The system crossed the S&D’s Evercreech Junction-Burnham branch on the level, and this was the location of a spectacular – and luckily non-fatal – accident on August 19 1949. With the Somerset
Levels enveloped in thick fog, one of the little petrol locomotives stalled on the crossing and was hit by former SDJR ‘3F’ No. 3260 hauling the 8.00am mixed train from Glastonbury to Bridgwater.
The Johnson 0-6-0 derailed and fell into the South Drain beside the line, from where it was impossible to retrieve, the embankment being unable to support a sufficiently large crane. It was therefore cut up where it lay – but years later, a Mike Hodge of Cannington, Somerset, found its ashpan and a section of firebox in the drain, and both of these are now at Washford.
Fewer relics remain of another narrow gauge line connected with the S&D – the 2ft 6in gauge Oakhill Brewery Railway – for it lasted just 17 years before closing in 1921. But in storage at Washford is the crane from the transhipment shed at Binegar, used to load the barrels of beer on to standard gauge wagons after two little 0-4-0STs, Bagnall Mendip and Peckett Oakhill, had hauled them up from the brewery.
TAKING THE TABLETS
Another artefact from Binegar is the Whitaker tablet exchange apparatus, used for the key (also in the museum) authorising the drivers of Fowler ‘Jinty’ 0-6-0Ts to return to Binegar ‘wrong line’ after banking goods trains to Masbury Summit. A second example in the yard (its original location is unknown) has been demonstrated using the corresponding mechanism on the ‘7F’, requiring the use of an original gauge from Stalbridge to set its height and distance from the track.
Patented by SDJR Locomotive Superintendent Alfred Whitaker in 1905, the apparatus allowed locomotives to exchange single-line tablets at speed, expediting the working of a railway that, right to the end, was hampered by a combination of single-track bottlenecks and very heavy holiday traffic.
Something of those glorious years could still be experienced in the Washford signal cabin bearing that lineman’s board. Inside, the trust has replicated the interior of Midford signal box, and could re-enact a typically hectic summer Saturday as the signalman routes a succession of holidaymakers’ specials off the single line from Bath Junction. A genuine S&D signal cabin – the diminutive structure from Burnham-on-Sea – stands in the yard.

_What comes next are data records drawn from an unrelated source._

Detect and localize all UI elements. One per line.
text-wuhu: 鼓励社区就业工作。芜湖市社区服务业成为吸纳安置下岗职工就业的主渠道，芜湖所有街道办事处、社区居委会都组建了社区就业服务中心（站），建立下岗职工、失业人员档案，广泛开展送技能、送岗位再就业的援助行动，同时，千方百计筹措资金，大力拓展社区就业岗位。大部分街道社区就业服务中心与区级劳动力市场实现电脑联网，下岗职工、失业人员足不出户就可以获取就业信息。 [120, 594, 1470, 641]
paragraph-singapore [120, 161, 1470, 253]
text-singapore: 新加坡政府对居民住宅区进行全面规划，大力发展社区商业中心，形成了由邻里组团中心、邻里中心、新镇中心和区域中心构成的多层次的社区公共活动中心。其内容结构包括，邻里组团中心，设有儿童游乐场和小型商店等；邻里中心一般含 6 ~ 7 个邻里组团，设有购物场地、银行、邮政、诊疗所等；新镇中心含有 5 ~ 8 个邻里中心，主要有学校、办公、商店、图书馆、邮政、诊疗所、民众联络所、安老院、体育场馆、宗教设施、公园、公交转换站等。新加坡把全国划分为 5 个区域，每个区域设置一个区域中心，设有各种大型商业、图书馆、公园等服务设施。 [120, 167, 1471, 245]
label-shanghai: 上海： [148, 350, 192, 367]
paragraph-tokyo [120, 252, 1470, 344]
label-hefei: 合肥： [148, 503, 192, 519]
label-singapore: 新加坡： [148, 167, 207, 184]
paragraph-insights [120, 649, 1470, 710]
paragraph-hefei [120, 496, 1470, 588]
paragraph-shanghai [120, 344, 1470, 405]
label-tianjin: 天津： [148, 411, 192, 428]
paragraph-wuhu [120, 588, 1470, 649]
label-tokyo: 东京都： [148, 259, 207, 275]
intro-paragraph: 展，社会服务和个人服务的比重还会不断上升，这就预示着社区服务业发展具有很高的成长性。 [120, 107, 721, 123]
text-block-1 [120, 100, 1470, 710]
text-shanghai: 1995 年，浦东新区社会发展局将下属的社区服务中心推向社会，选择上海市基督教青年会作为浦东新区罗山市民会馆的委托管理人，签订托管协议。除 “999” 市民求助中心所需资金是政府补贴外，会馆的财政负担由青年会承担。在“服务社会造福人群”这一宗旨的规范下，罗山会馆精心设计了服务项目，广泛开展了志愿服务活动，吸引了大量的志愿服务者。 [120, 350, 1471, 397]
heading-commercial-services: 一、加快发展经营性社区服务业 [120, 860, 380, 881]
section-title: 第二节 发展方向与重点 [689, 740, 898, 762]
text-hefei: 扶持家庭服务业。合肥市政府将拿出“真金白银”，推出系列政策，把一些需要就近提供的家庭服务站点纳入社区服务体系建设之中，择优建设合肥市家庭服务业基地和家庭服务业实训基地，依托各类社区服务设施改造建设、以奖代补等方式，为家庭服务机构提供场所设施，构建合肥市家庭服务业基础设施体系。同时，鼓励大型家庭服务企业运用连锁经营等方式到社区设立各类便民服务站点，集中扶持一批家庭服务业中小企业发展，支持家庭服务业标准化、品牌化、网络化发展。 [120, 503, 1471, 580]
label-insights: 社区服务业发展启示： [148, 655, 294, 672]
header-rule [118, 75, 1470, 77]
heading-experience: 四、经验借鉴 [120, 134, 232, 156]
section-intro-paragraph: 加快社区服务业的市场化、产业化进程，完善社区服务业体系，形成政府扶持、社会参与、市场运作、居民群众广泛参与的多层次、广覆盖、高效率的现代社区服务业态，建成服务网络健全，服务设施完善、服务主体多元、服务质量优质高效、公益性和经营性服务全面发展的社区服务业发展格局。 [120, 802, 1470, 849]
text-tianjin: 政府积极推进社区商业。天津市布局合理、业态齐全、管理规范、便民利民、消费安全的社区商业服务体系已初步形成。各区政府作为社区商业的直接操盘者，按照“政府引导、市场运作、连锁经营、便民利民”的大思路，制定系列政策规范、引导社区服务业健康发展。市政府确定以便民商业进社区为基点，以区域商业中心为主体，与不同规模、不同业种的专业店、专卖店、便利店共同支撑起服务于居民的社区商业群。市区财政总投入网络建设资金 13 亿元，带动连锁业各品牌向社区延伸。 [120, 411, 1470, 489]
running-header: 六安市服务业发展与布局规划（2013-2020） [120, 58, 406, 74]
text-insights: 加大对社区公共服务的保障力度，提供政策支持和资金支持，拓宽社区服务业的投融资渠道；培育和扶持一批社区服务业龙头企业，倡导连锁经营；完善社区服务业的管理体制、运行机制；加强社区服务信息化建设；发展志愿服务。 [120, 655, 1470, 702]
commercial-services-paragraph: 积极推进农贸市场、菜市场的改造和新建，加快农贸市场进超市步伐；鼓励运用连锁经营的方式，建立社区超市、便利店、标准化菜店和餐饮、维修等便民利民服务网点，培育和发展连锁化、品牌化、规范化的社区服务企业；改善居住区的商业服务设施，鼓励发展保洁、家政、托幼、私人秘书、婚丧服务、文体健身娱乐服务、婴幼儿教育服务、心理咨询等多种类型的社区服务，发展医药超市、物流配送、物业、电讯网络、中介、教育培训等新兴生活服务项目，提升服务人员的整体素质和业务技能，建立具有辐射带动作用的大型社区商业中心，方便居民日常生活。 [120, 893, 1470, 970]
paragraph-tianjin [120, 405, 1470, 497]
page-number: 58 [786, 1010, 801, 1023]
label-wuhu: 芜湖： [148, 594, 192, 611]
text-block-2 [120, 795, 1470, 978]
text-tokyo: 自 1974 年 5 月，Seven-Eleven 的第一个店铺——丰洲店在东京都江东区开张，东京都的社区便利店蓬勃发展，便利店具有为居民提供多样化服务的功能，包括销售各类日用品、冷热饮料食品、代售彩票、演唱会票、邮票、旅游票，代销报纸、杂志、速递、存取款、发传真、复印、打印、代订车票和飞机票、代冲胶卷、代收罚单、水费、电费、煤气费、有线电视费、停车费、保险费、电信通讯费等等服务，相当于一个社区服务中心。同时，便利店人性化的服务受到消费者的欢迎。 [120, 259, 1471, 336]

As well as ‘OO’ gauge dioramas of Highbridge and Edington Junction stations, there are large-scale models of ‘7F’ No. 89 and a Prussian Blue ‘2P’ 4-4-0. These, says Dave, could have provided live S&D steam on the site; a recently retired electrician and model engineer from Lancashire had volunteered to build a miniature railway, but with the eviction notice, followed by the lockdown, the idea never came to fruition.
LAST WORDS
By any measure, it’s a huge amount of stuff to pack up and ship elsewhere – but the volunteers are facing the eviction with stoicism, mixed with a degree of frustration. “We’re just pig sick of the whole thing,” says Dave. “It’s all so unnecessary.”
Martin Rice, the group’s financial director, comments, with reference to the ‘Tuesday gang’ of up to 14 regular volunteers: “We could ‘recreate’ Washford, but the body blow hits the team here – they’re just the current incarnation of what’s been here for 40 years, and it’s difficult to ask people to dismantle something they’ve spent years tending.”
Ted Lambe, the leader of the restoration team on No. 4, sums up: “It was a bitter disappointment, and we were very angry, but you have to accept it and look to the future – hopefully we can keep the team together.”
Let’s hope so, and that the trust can continue to keep the memory of this beloved railway alive for future generations – wherever that may be.